A Senate committee also conditionally approved Sen. Fritz Hollings’ (D-S.C.) “safe harbor” measure, which would move violent programming to television slots after 10 p.m. The measure is contingent on an FCC study currently underway that is trying to determine the effectiveness of the V-chip, a device in televisions that allows parents to block programming they find objectionable.
Andy Davis, a spokesman for Hollings, said news broadcasters — whose ability to report news as it happens has long defined their medium — would be exempt from the rule. A spokesman for Upton said he thinks the bill will be submitted to President Bush by late April, provided, of course, that it is passed in the Senate.
A provision that was barely defeated in committee, however, was arguably the most radical piece of proposed legislation. Sen. John Breaux (D-La.) proposed an amendment that would have allowed the FCC to regulate cable and satellite stations — such as MTV and ESPN — in addition to the network stations currently under its regulatory authority. The bill was defeated in committee, 12-11.
John Dunbar, project manager at The Center for Public Integrity, a nonprofit organization in Washington, D.C., that specializes in government accountability, said the bill would have dramatically enhanced the commission’s power.
“Eighty-five percent of Americans watch cable television, and get their news from television in general,” Dunbar said.
While some members of Congress and the FCC see these steps as necessary to halt the spread of broadcast indecency, some believe Washington is setting a dangerous precedent that risks the sanctity of the First Amendment. Tom Carpenter, national director of news and broadcasting at the American Federation of Television and Radio Artists, said new internal policies at radio stations — imposed out of fear of further government regulations — are essentially a prior restraint on free expression.

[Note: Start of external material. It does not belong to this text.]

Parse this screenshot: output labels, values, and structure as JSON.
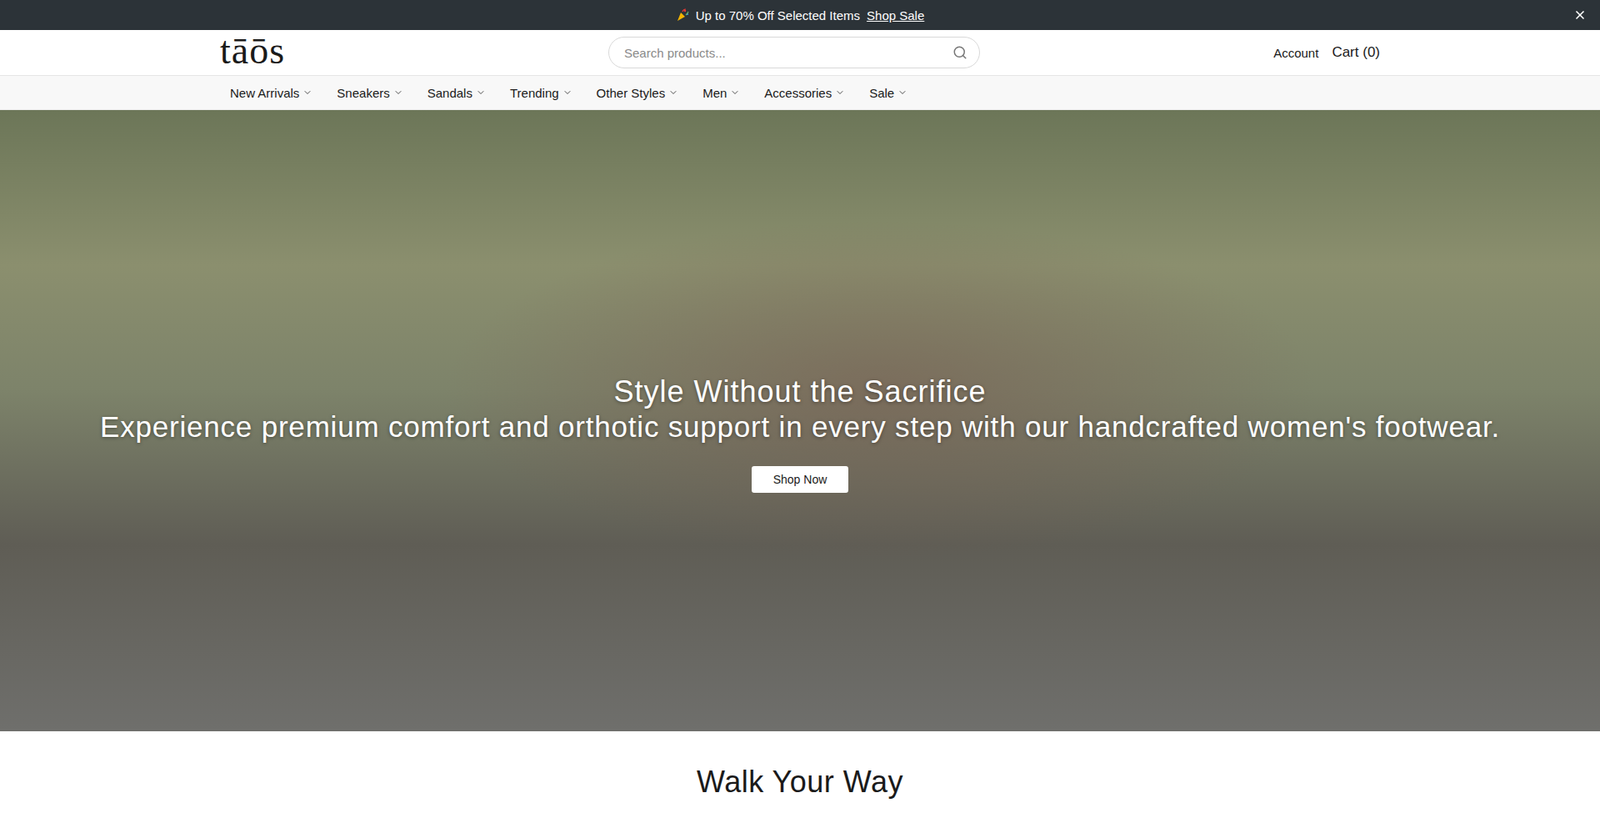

Viacom President Mel Karmazin, testifying before the House Subcommittee on Telecommunications and the Internet in February, said recent FCC rulings “underscore the difficult task facing broadcasters as an industry to make subjective determinations within a matter of several seconds as to whether a specific program material is legally indecent.”
“Is the standard in Las Vegas the same as the standard in Salt Lake City?” he asked.
Clear Channel President Mark Mays, in a Jan. 27 statement, called on the FCC to help form “an industry-wide task force” to help monitor and address broadcast indecency.
Noting that indecency is an “industry-wide challenge,” Mays said that “we all must take responsibility to make sure it is addressed on a fair and consistent basis.”